Good soil is serious business at Como, where horticulturists separate spent plant material from healthy soil at the end of every flower show. While the plants are composted, the soil is sterilized in an autoclave, and recycled as potting material for the next generation of seeds, plugs and plants.
From the new high pressure sodium lights that keep plants at the Marjorie McNeely Conservatory on a steady growth trajectory to the energy-efficient LEDs that light up Garden Safari Gifts, Como has revamped its lighting in recent years to reduce energy consumption. Maintenance savings and fewer trips up the ladder to swap out old bulbs are just a few of the benefits.
Did you know you can drop off and recycle your unwanted holiday lights every winter at Como? Or that cell phones recycled at Como help pay for orangutan conservation efforts in Southeast Asia? Recycling is second nature to Como’s staff, which recently used a Conservation Champions grant from Como Friends to keep the thousands of nitrile gloves that keepers, horticulturists and maintenance staffers use each year out of landfills. Since 2018, Como’s staff has recycled more than 1,668 pounds of gloves!
Water Saving Design
Como Harbor and Polar Bear Odyssey aren’t the only attractions designed to conserve water. Unlike flowery annuals or grass lawn, the native and adaptive plants in the Minnesota Garden require considerably less water to stay colorful and fresh all season.

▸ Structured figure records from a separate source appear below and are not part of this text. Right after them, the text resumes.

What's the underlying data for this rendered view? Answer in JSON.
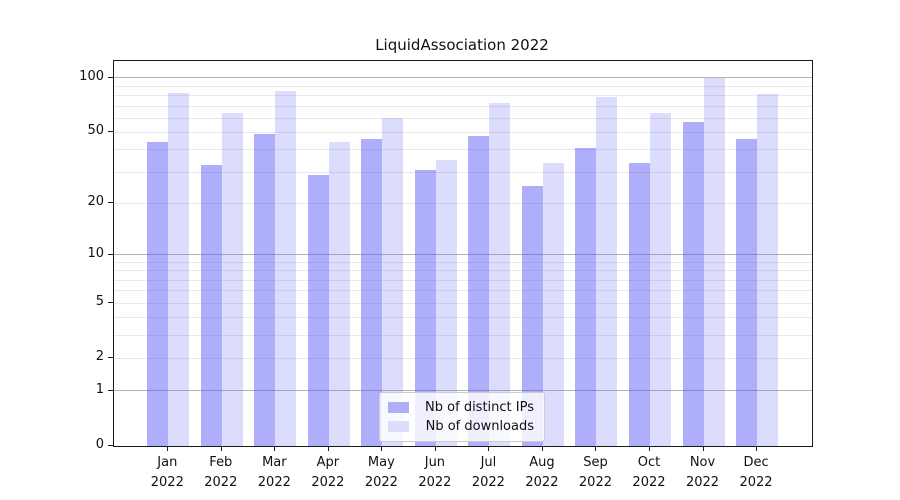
{
  "title": "LiquidAssociation 2022",
  "chart_data": {
    "type": "bar",
    "title": "LiquidAssociation 2022",
    "categories": [
      "Jan",
      "Feb",
      "Mar",
      "Apr",
      "May",
      "Jun",
      "Jul",
      "Aug",
      "Sep",
      "Oct",
      "Nov",
      "Dec"
    ],
    "category_year": "2022",
    "series": [
      {
        "name": "Nb of distinct IPs",
        "color": "rgba(82,82,245,0.47)",
        "legend_swatch": "#aeaef9",
        "values": [
          44,
          33,
          49,
          29,
          46,
          31,
          48,
          25,
          41,
          34,
          57,
          46
        ]
      },
      {
        "name": "Nb of downloads",
        "color": "rgba(82,82,245,0.20)",
        "legend_swatch": "#dcdcfb",
        "values": [
          83,
          64,
          85,
          44,
          60,
          35,
          73,
          34,
          79,
          64,
          100,
          82
        ]
      }
    ],
    "yticks": [
      0,
      1,
      2,
      5,
      10,
      20,
      50,
      100
    ],
    "major_gridlines": [
      1,
      10,
      100
    ],
    "minor_gridlines": [
      2,
      3,
      4,
      5,
      6,
      7,
      8,
      9,
      20,
      30,
      40,
      50,
      60,
      70,
      80,
      90
    ],
    "scale": "log1p",
    "ylim": [
      0,
      124
    ],
    "xlabel": "",
    "ylabel": "",
    "grid": true,
    "legend_position": "bottom-center"
  }
}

Kicking the Water Bottle Habit
Thanks to specially fitted water fountains made possible by a grant from Como Friends’ Conservation Champions program, visitors can easily refill their water bottles at Como. Since its start, the program has helped to keep more than 125,000 single use plastic bottles out of landfills.
Como’s circulator shuttle bus between the State Fair grounds parking lot and the Visitor Center isn’t just colorful. In a typical year, it also keeps 22 metric tons of carbon emissions from entering the atmosphere by cutting down on idling visitor cars.